2. the fellow presented papers at three scientific conferences during her tenure at Lund, including one where she introduced a symposium that she organised. The topic of the symposium was 'Integrative migration biology.' It was funded by the National Science Foundation (NSF), published in 'Integrative and Comparative Biology' and brought together established migration researchers from the United States with established researchers in Europe. Perhaps more importantly, it attracted a large number of graduate students and post-docs who were able to interact with each other and with established faculty members who worked on migration.

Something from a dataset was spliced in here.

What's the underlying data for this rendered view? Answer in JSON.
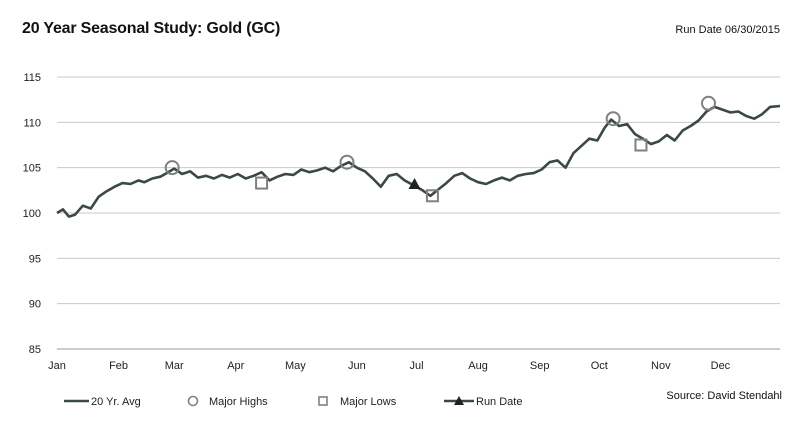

The interactions during this symposium and the related social activities resulted in several new collaborations between researchers in the United States of America and in Europe.
3. the fellow also participated in several internal conferences, as well as in a workshop in Leiden designed to facilitate integration of field data with theoretical models and in a workshop in Radofzell designed to facilitate coordination amongst migration researchers.
4. the fellow shared her knowledge of methods used to measure metabolic rate, including the proper use of heart rate transmitters, at Lund's migration biology PhD course. This course was taught to 40 graduate students from 22 different countries.
Finally, the paper 'Mechanistic principles of locomotion performance in migrating animal', by Hedenström A., Bowlin M., Nathan R., Nolet B. and M. Wikelski, was already published as a result of this fellowship; several additional papers were in preparation by the time of the project completion.